Cabaça & Arte |
Liberdade da vontade
A concepção de nós mesmos como agentes livres é fundamental para
toda a nossa autoconcepção.
Por outro lado, sentimo-nos inclinados a dizer que, uma vez que
a natureza consiste em partículas e nas suas relações recíprocas e, dado que
tudo se pode explicar em termos dessas partículas e das suas relações, não há
simplesmente espaço para a liberdade da vontade. O indeterminismo ao nível das
partículas da física não é efectivamente, um apoio para qualquer doutrina da
liberdade da vontade; porque, em primeiro lugar, a indeterminação estatística
ao nível das partículas não mostra qualquer indeterminação ao nível dos
objectos que nos afectam. Em segundo lugar: do facto de as partículas serem
determinadas apenas estatisticamente não se segue que a mente humana possa
forçar as partículas estatisticamente determinadas a desviarem-se do seu
caminho.
Como muitos filósofos salientaram, se existe um facto da
experiência com que todos somos familiarizados, é o facto simples de que as
nossas próprias escolhas, decisões, raciocínios e cogitações diferem do nosso
comportamento. Embora tenhamos feito uma coisa, temos a certeza de sabermos
perfeitamente bem que poderíamos ter feito alguma coisa mais. Sabemos que
poderíamos ter feito alguma coisa mais, porque escolhemos algo em virtude de
determinadas razões. Mas tínhamos consciência de que havia também razões para
escolher outra coisa e, na verdade, podíamos ter exigido por essas razões e
escolhido essa coisa. Constitui um facto empírico evidente que o nosso
comportamento não é previsível da mesma maneira que é predizível o
comportamento dos objectos rolando por um plano inclinado. E a razão por que
não é predizível dessa maneira é porque, muitas vezes, poderíamos ter agido de
um modo diferente de como agimos efectivamente. A liberdade humana é
precisamente um facto de experiência. Se desejarmos alguma prova empírica de tal
facto, podemos sem mais aludir à possibilidade que sempre nos cabe de
falsificarmos quaisquer predições que alguém possa ter feito acerca do nosso
comportamento.
Estamos perante um enigma filosófico característico. Por um
lado, um conjunto de argumentos muito poderosos força-nos à conclusão de que a
vontade livre não existe no Universo. Por outro, uma série de argumentos
poderosos baseados em factos da nossa própria experiência inclina-nos para a
conclusão de que deve haver alguma liberdade da vontade, porque aí todos a
experimentamos em todo o tempo.
Mas a vontade livre e o determinismo são perfeitamente
compatíveis entre si. Naturalmente, tudo no Mundo é determinado mas, apesar de
tudo, algumas acções humanas são livres. Dizer que são livres não é negar que
sejam determinadas; é afirmar que não são constrangidas. Não somos forçados a
fazê-las: assim, por exemplo, se um homem é forçado a fazer alguma coisa porque
lhe apontam uma arma, ou se sofrem de alguma compulsão psicológica, então, a
sua conduta é genuinamente não livre. Mas se, por outro lado, ele age
livremente, se age, como dizemos, por sua livre vontade, então, o seu
comportamento é livre. Claro está, é também completamente determinado, uma vez
que cada aspecto do seu comportamento é determinado pelas forças físicas que
operam sobre as partículas que compõem o seu corpo, tal como operam sobre todos
os corpos do universo.
Ora bem, porque esta concepção afirma a compatibilidade da
vontade livre e do determinismo recebe habitualmente o nome de “compatibilismo”.

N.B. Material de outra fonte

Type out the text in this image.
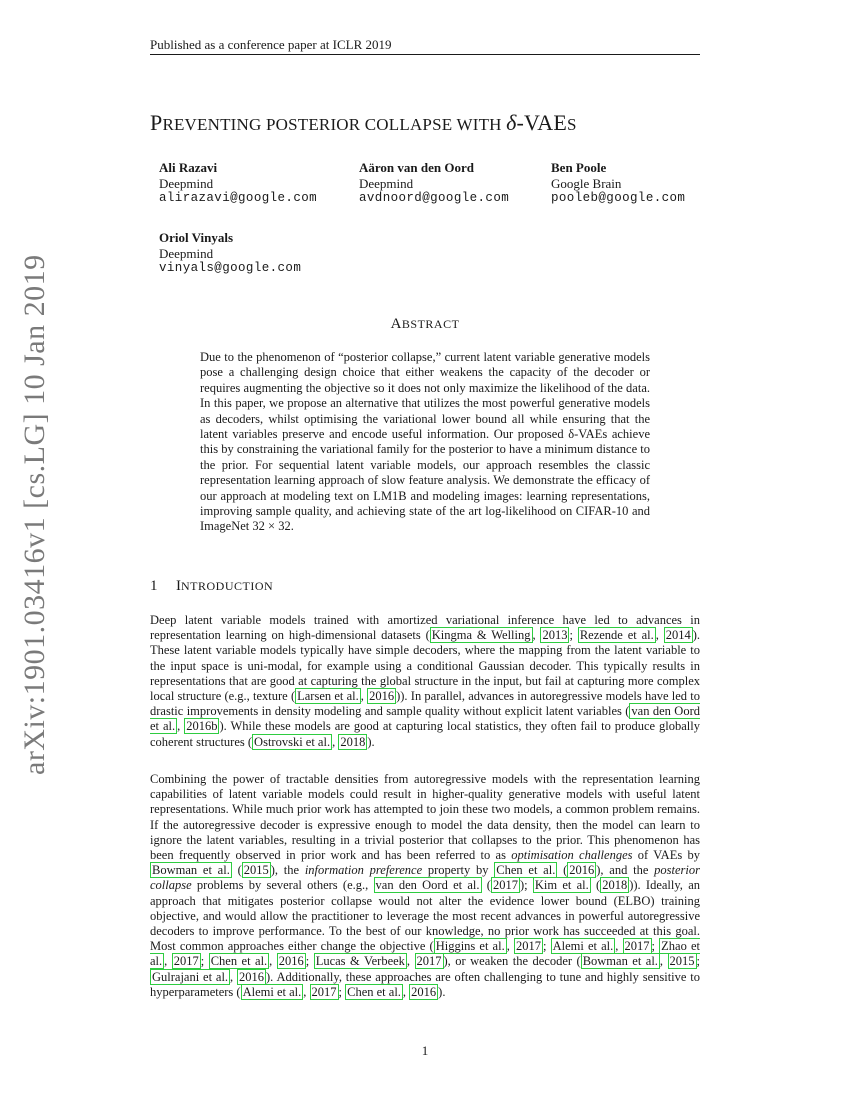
Published as a conference paper at ICLR 2019
PREVENTING POSTERIOR COLLAPSE WITH δ-VAES
Ali Razavi
Deepmind
alirazavi@google.com
Aäron van den Oord
Deepmind
avdnoord@google.com
Ben Poole
Google Brain
pooleb@google.com
Oriol Vinyals
Deepmind
vinyals@google.com
arXiv:1901.03416v1 [cs.LG] 10 Jan 2019	ABSTRACT
Due to the phenomenon of “posterior collapse,” current latent variable generative models pose a challenging design choice that either weakens the capacity of the decoder or requires augmenting the objective so it does not only maximize the likelihood of the data. In this paper, we propose an alternative that utilizes the most powerful generative models as decoders, whilst optimising the variational lower bound all while ensuring that the latent variables preserve and encode useful information. Our proposed δ-VAEs achieve this by constraining the variational family for the posterior to have a minimum distance to the prior. For sequential latent variable models, our approach resembles the classic representation learning approach of slow feature analysis. We demonstrate the efficacy of our approach at modeling text on LM1B and modeling images: learning representations, improving sample quality, and achieving state of the art log-likelihood on CIFAR-10 and ImageNet 32 × 32.
1 INTRODUCTION
Deep latent variable models trained with amortized variational inference have led to advances in representation learning on high-dimensional datasets ( Kingma & Welling , 2013 ; Rezende et al. , 2014 ). These latent variable models typically have simple decoders, where the mapping from the latent variable to the input space is uni-modal, for example using a conditional Gaussian decoder. This typically results in representations that are good at capturing the global structure in the input, but fail at capturing more complex local structure (e.g., texture ( Larsen et al. , 2016 )). In parallel, advances in autoregressive models have led to drastic improvements in density modeling and sample quality without explicit latent variables ( van den Oord et al. , 2016b ). While these models are good at capturing local statistics, they often fail to produce globally coherent structures ( Ostrovski et al. , 2018 ).
Combining the power of tractable densities from autoregressive models with the representation learning capabilities of latent variable models could result in higher-quality generative models with useful latent representations. While much prior work has attempted to join these two models, a common problem remains. If the autoregressive decoder is expressive enough to model the data density, then the model can learn to ignore the latent variables, resulting in a trivial posterior that collapses to the prior. This phenomenon has been frequently observed in prior work and has been referred to as optimisation challenges of VAEs by Bowman et al. ( 2015 ), the information preference property by Chen et al. ( 2016 ), and the posterior collapse problems by several others (e.g., van den Oord et al. ( 2017 ); Kim et al. ( 2018 )). Ideally, an approach that mitigates posterior collapse would not alter the evidence lower bound (ELBO) training objective, and would allow the practitioner to leverage the most recent advances in powerful autoregressive decoders to improve performance. To the best of our knowledge, no prior work has succeeded at this goal. Most common approaches either change the objective ( Higgins et al. , 2017 ; Alemi et al. , 2017 ; Zhao et al. , 2017 ; Chen et al. , 2016 ; Lucas & Verbeek , 2017 ), or weaken the decoder ( Bowman et al. , 2015 ; Gulrajani et al. , 2016 ). Additionally, these approaches are often challenging to tune and highly sensitive to hyperparameters ( Alemi et al. , 2017 ; Chen et al. , 2016 ).
1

Penso que é inadequada como solução para o problema e eis porquê. O problema em
torno da liberdade da vontade não se põe a propósito da existência ou não
existência de razões psicológicas internas que nos levam a fazer coisas, ou
também de existência de causas físicas externas e de compulsões internas.
Será sempre verdadeiro afirmar de outra pessoa que ela poderia
ter agido de outro modo, permanecendo idênticas todas as outras condições?
Afirmei que temos uma convicção da nossa vontade livre simplesmente
baseada nos factos da experiência humana. Mas, até que ponto são fidedignas
essas experiências?
A tese do determinismo psicológico é que as causas psicológicas
prévias determinam todo o nosso comportamento da maneira como determinam o
comportamento do sujeito sob hipnose ou o viciado em heroína. Para esta
concepção, todo o comportamento, de um ou de outro modo, é psicologicamente
compulsivo. Mas, as provas disponíveis sugerem que uma tal tese é falsa. Na
realidade, agimos normalmente com base nos nossos estados intencionais – as
nossas crenças, esperanças, temores, desejos, etc. – e, nesse sentido, os
nossos estados mentais funcionam causalmente. Mas esta forma de causa e efeito
não é determinística. Poderíamos ter tido exactamente esses estados mentais e,
apesar de tudo, não termos feito o que fazemos. Tanto quanto às causas
psicológicas diz respeito, poderíamos ter agido de outra maneira.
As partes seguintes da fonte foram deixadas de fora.